#IWSG: Writing Career Regrets

This entry is part 2 of 16 in the series Insecure Writer's Support Group

On the first Wednesday of every month, members of the Insecure Writer’s Support Group (open to anyone and full of great resources and information for writers) post their answers to a monthly prompt on their blogs.

Authors benefit from getting an insightful prompt for generating more blog content, and IWSG links all respondents, which is a way for writers to discover each other. Pretty neat!

January 5 question – What’s the one thing about your writing career you regret the most? Were you able to overcome it?

I regret spending three years of my discretionary writing time spinning my wheels on a project that I felt obligated to work on, while knowing the whole time that it wasn’t what I wanted to be working on.
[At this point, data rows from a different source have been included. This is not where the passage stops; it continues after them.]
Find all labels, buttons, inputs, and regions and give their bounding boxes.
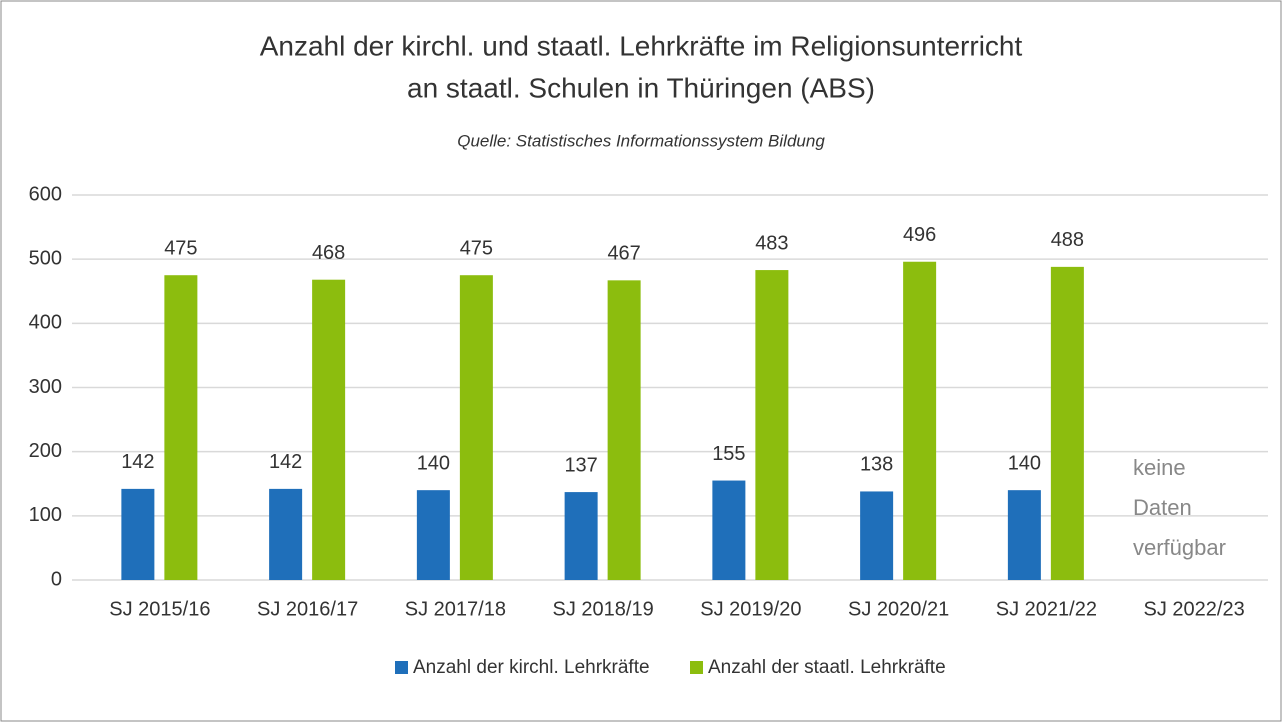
x-tick-label: SJ 2017/18 (405, 598, 506, 620)
data-label: 467 (607, 243, 640, 265)
legend-label: Anzahl der staatl. Lehrkräfte (708, 657, 946, 678)
data-label: 140 (1008, 452, 1041, 474)
data-label: 488 (1051, 229, 1084, 251)
chart-subtitle: Quelle: Statistisches Informationssystem… (457, 131, 825, 150)
legend-swatch (690, 661, 703, 674)
chart-title: Anzahl der kirchl. und staatl. Lehrkräft… (260, 30, 1023, 61)
x-tick-label: SJ 2016/17 (257, 598, 358, 620)
data-label: 140 (417, 452, 450, 474)
bar (312, 279, 346, 580)
x-tick-label: SJ 2021/22 (996, 598, 1097, 620)
y-tick-label: 300 (29, 376, 62, 398)
y-tick-label: 0 (51, 568, 62, 590)
data-label: 468 (312, 242, 345, 264)
chart-title: an staatl. Schulen in Thüringen (ABS) (407, 72, 875, 103)
data-label: 142 (121, 451, 154, 473)
bar (903, 261, 937, 580)
bar (755, 270, 789, 580)
legend-swatch (395, 661, 408, 674)
y-tick-label: 100 (29, 504, 62, 526)
bar (712, 480, 746, 580)
bar (607, 280, 641, 580)
annotation: keine Daten verfügbar (1133, 455, 1226, 560)
data-label: 483 (755, 232, 788, 254)
bar (860, 491, 894, 580)
data-label: 496 (903, 224, 936, 246)
legend-label: Anzahl der kirchl. Lehrkräfte (413, 657, 650, 678)
data-label: 475 (460, 237, 493, 259)
bar (164, 275, 198, 580)
bar (121, 488, 155, 580)
data-label: 137 (564, 454, 597, 476)
data-label: 142 (269, 451, 302, 473)
x-tick-label: SJ 2020/21 (848, 598, 949, 620)
data-label: 155 (712, 443, 745, 465)
data-label: 138 (860, 454, 893, 476)
bar (1007, 490, 1041, 580)
bar (269, 488, 303, 580)
x-tick-label: SJ 2018/19 (553, 598, 654, 620)
x-tick-label: SJ 2015/16 (109, 598, 210, 620)
bar (564, 492, 598, 580)
x-tick-label: SJ 2022/23 (1144, 598, 1245, 620)
bar (1050, 266, 1084, 580)
x-tick-label: SJ 2019/20 (700, 598, 801, 620)
y-tick-label: 400 (29, 312, 62, 334)
bar (416, 490, 450, 580)
data-label: 475 (164, 237, 197, 259)
y-tick-label: 500 (29, 247, 62, 269)
y-tick-label: 600 (29, 183, 62, 205)
y-tick-label: 200 (29, 440, 62, 462)
bar (459, 275, 493, 580)
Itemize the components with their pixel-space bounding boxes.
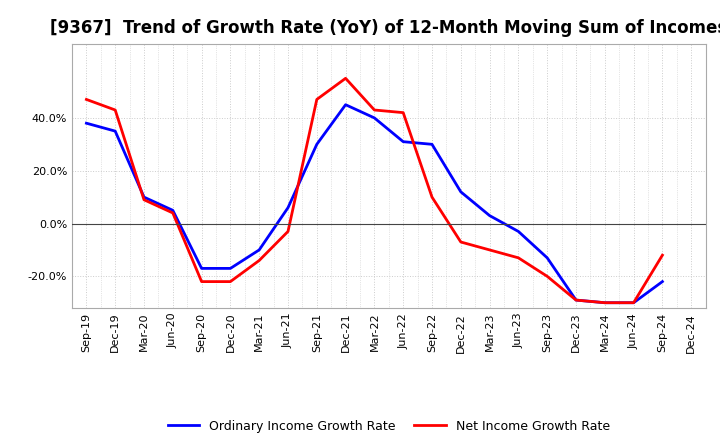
Ordinary Income Growth Rate	[82, 121, 91, 126]
Ordinary Income Growth Rate	[312, 142, 321, 147]
Net Income Growth Rate	[255, 258, 264, 263]
Net Income Growth Rate	[456, 239, 465, 245]
Ordinary Income Growth Rate	[428, 142, 436, 147]
Net Income Growth Rate	[284, 229, 292, 234]
Net Income Growth Rate	[428, 194, 436, 200]
Net Income Growth Rate	[658, 253, 667, 258]
Net Income Growth Rate	[399, 110, 408, 115]
Ordinary Income Growth Rate	[111, 128, 120, 134]
Ordinary Income Growth Rate	[370, 115, 379, 121]
Net Income Growth Rate	[341, 76, 350, 81]
Ordinary Income Growth Rate	[572, 297, 580, 303]
Ordinary Income Growth Rate	[140, 194, 148, 200]
Net Income Growth Rate	[197, 279, 206, 284]
Net Income Growth Rate	[572, 297, 580, 303]
Ordinary Income Growth Rate	[456, 189, 465, 194]
Ordinary Income Growth Rate	[197, 266, 206, 271]
Net Income Growth Rate	[629, 300, 638, 305]
Net Income Growth Rate	[543, 274, 552, 279]
Line: Net Income Growth Rate: Net Income Growth Rate	[86, 78, 662, 303]
Net Income Growth Rate	[370, 107, 379, 113]
Ordinary Income Growth Rate	[255, 247, 264, 253]
Ordinary Income Growth Rate	[600, 300, 609, 305]
Net Income Growth Rate	[485, 247, 494, 253]
Ordinary Income Growth Rate	[341, 102, 350, 107]
Title: [9367]  Trend of Growth Rate (YoY) of 12-Month Moving Sum of Incomes: [9367] Trend of Growth Rate (YoY) of 12-…	[50, 19, 720, 37]
Line: Ordinary Income Growth Rate: Ordinary Income Growth Rate	[86, 105, 662, 303]
Net Income Growth Rate	[111, 107, 120, 113]
Net Income Growth Rate	[514, 255, 523, 260]
Net Income Growth Rate	[312, 97, 321, 102]
Net Income Growth Rate	[140, 197, 148, 202]
Ordinary Income Growth Rate	[168, 208, 177, 213]
Net Income Growth Rate	[226, 279, 235, 284]
Ordinary Income Growth Rate	[485, 213, 494, 218]
Net Income Growth Rate	[600, 300, 609, 305]
Ordinary Income Growth Rate	[629, 300, 638, 305]
Ordinary Income Growth Rate	[399, 139, 408, 144]
Ordinary Income Growth Rate	[284, 205, 292, 210]
Net Income Growth Rate	[82, 97, 91, 102]
Ordinary Income Growth Rate	[543, 255, 552, 260]
Net Income Growth Rate	[168, 210, 177, 216]
Ordinary Income Growth Rate	[514, 229, 523, 234]
Ordinary Income Growth Rate	[658, 279, 667, 284]
Legend: Ordinary Income Growth Rate, Net Income Growth Rate: Ordinary Income Growth Rate, Net Income …	[163, 414, 615, 437]
Ordinary Income Growth Rate	[226, 266, 235, 271]
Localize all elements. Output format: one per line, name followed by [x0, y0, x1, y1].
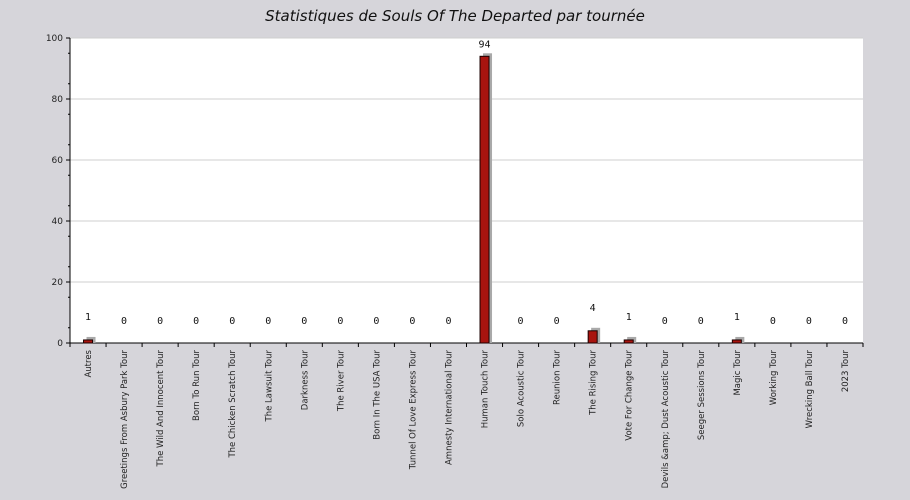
data-label-2: 0 [157, 316, 163, 327]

The project was the sequel to Red Soil Through Our Fingers, my first published novel. While I was happy with how Red Soil turned out, I felt obligated to write a sequel for several reasons. Firstly, I had sort of left a few threads open and unresolved at the end of the book, and thought I owed it to readers to continue the tale. Friends and family who enjoyed the story also were highly interested in a sequel, and I didn’t want to let down their expectations or enthusiasm. Further, as it was my first novel project and first experience with publishing, I learned so much about craft, revision, and the publishing process along the way that by the end I didn’t feel like Red Soil continued to accurately represent who I was as a writer any more. Thus I also felt a personal need to have written the sequel.

Despite all these motivations to work on the sequel to Red Soil, I kept spinning my wheels on four separate from-scratch attempts at a draft. I felt that my ideas for how I would approach the story now, as a more experienced writer, were constrained by what had come before. I also had other story ideas and creative outlets (like running a Dungeons and Dragons campaign) that felt far more interesting and enjoyable to work on than a bogged down sequel. And finally, a variety of personal circumstances, including going through a separation and divorce, often prevented me from feeling like I had the emotional energy to write.

So my writing languished for three years, a time during which I produced very little in the way of new prose — except half-hearted, aborted drafts of the sequel to Red Soil. I’m glad I found my way back… I wrote about that process in a previous post, Getting Unstuck.

The takeaway? This is not a job to me. To the greatest degree possible, I believe it should never feel like work, no matter what the internet advice is for maintaining “writer discipline”. Yes, consistency is important — I have to show up and write. But to sustain that writing, I need to be writing what I want to write, when I feel like writing, about ideas and characters that engage me, on themes about which I believe I have something meaningful to say.

It seems heretical to type in a writing post… but if you’re not feeling like writing something, hey, maybe you shouldn’t be? Stop wasting your time and write something that hooks you and won’t let you go!